- Born: Joan Pederson 4 February 1922
- Died: 30 June 2009 (aged 87) Hastings, New Zealand
- Known for: First discovery of dinosaur fossils in New Zealand
- Spouse: Montagu Arthur "Pont" Wiffen (m. 1953)
- Awards: Morris Skinner Award
- Scientific career
- Fields: Paleontology

= Joan Wiffen =

New Zealand paleontologist

Joan Wiffen (née Pederson; 4 February 1922 – 30 June 2009) was a self-taught New Zealand paleontologist known for discovering the first dinosaur fossils in New Zealand.

==Early life==
Wiffen was born in 1922 and was brought up in Havelock North and the King Country. She only had a very short secondary school education as her father believed that higher education was wasted on girls, resulting in her education opportunities being limited during her youth. At the age of 16, Wiffen joined the Women's Auxiliary Air Force during World War II where she served for six years. Her work included being a medical clerk, a filter room plotter, and a runner carrying files.

==Career==
Wiffen's interest in science came about when she bought natural history books for her small children. In the 1960s, her family joined the local Rock and Mineral Club. This sparked her interest into fossils. Wiffen and her family often travelled around the country searching for fossils in the quest to try and find a dinosaur.

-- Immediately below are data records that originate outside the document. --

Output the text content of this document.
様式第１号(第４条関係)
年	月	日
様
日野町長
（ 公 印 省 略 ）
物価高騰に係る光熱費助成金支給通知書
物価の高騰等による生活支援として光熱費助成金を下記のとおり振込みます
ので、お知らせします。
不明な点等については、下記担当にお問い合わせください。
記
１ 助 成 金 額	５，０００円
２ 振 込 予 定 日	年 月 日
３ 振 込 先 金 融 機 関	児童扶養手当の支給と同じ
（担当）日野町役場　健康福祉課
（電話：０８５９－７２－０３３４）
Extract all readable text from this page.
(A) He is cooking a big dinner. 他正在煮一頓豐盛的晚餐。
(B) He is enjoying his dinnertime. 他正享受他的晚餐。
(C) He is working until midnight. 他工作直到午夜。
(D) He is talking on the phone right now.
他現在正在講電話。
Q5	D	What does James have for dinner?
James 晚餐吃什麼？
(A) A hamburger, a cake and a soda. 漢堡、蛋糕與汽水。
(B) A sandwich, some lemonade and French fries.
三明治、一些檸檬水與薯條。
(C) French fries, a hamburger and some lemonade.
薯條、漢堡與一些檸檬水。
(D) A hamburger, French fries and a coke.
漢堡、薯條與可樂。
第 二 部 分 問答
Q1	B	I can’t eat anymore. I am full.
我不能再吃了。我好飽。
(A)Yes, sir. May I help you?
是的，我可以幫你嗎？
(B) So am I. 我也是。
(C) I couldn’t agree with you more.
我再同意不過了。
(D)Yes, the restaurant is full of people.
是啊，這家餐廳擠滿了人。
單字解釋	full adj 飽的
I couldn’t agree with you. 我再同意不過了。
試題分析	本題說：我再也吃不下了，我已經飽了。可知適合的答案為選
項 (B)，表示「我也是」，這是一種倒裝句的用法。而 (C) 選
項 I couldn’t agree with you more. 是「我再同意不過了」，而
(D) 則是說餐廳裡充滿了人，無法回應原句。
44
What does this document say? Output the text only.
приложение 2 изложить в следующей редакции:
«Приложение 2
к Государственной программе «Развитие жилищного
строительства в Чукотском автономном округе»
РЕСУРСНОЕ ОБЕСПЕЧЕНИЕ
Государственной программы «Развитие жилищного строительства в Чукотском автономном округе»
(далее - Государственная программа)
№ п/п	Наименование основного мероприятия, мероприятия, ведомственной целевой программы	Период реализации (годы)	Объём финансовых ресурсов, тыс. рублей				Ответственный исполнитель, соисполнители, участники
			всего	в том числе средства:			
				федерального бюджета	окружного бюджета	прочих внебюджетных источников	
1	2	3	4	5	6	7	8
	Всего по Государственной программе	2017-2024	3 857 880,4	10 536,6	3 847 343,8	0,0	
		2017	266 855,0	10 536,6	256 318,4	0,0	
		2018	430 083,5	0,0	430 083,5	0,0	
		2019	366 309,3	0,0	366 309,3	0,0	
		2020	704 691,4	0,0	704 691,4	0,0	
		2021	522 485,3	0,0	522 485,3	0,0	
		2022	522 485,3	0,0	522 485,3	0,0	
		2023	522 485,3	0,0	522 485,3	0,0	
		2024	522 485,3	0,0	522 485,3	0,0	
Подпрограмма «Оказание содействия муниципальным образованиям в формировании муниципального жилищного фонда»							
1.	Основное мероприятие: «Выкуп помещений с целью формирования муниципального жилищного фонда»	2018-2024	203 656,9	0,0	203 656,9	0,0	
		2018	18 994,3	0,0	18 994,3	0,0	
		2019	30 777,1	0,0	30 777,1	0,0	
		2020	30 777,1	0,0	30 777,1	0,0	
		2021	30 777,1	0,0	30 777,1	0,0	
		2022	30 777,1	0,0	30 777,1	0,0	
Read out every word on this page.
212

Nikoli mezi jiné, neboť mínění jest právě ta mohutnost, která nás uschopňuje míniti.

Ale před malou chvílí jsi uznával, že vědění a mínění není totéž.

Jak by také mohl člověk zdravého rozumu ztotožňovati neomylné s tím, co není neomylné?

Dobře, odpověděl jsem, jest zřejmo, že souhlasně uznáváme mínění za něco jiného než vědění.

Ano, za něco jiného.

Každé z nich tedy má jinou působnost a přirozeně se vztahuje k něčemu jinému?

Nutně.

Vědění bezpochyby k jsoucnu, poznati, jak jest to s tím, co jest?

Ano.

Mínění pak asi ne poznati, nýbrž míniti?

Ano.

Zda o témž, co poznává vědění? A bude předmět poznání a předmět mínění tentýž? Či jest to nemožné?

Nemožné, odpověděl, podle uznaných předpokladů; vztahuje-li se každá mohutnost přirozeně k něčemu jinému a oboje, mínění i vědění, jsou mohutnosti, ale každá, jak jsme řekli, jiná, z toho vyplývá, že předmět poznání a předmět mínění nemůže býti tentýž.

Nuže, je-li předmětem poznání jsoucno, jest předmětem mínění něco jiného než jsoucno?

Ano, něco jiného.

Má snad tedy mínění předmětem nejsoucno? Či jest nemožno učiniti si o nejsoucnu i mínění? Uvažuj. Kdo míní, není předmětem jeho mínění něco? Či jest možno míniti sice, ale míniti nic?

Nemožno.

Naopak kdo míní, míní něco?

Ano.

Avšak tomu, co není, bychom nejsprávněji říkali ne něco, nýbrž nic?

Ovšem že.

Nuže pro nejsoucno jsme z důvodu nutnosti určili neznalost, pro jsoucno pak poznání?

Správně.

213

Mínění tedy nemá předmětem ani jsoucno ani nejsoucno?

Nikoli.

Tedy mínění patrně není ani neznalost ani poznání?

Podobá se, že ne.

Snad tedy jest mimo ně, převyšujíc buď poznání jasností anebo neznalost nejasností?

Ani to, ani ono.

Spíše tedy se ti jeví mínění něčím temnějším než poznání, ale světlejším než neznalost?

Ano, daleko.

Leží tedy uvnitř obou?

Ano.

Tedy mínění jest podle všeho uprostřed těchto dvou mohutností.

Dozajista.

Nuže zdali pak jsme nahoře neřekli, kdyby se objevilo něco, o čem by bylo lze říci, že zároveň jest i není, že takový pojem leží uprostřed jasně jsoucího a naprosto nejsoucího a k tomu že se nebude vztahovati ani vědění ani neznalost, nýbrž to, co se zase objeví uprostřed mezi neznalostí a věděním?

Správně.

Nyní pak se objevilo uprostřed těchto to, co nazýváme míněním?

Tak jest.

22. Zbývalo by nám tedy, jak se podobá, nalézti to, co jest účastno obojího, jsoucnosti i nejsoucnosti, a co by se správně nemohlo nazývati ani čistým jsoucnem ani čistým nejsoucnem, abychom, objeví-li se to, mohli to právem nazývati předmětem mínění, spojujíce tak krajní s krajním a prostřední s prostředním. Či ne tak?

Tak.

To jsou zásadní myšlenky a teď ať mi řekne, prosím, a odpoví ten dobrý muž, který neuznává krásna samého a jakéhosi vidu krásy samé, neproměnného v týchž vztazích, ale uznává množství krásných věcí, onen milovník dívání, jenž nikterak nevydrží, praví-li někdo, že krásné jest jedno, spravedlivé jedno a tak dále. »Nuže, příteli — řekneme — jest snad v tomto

In 1975 Wiffen discovered the first dinosaur fossils in New Zealand in the Mangahouanga Valley in Northern Hawkes Bay. Her first discovery was the tail bone of a theropod dinosaur. Her later finds included bones from a hypsilophodont, a pterosaur, an ankylosaur, mosasaurs and plesiosaurs. In 1999, Wiffen discovered the vertebra bone of a titanosaur in a tributary of the Te Hoe River. The fossils Wiffen found are primarily held in a GNS Science collection.

Wiffen was self-taught in extracting the bones from the rock, which involved much trial and error. As she lacked formal training and qualifications, she faced scepticism about the validity of her findings. She was therefore unable to present her paper on her dinosaur bone finding at the 1980 Gondwana Conference at Victoria University, which instead had to be presented by another recognised palaeontologist, Dr Ralph Molnar.

==Honours and awards==
Wiffen was awarded an honorary DSc by Massey University in 1994. In the 1995 New Year Honours, she was appointed a Commander of the Order of the British Empire for services to science. In 2004, she won the Morris Skinner Award from the Society of Vertebrate Paleontology. In 2017, Wiffen was selected as one of the Royal Society Te Apārangi's "150 women in 150 words", celebrating the contributions of women to knowledge in New Zealand.

==Personal life==
In 1953 she married Pont Wiffen and they had two children. She dedicated the next two decades of her life to her family and maintaining their farm in Hawke's Bay farm. Joan Wiffen died at the age of 87 on 30 June 2009 in Hastings Hospital.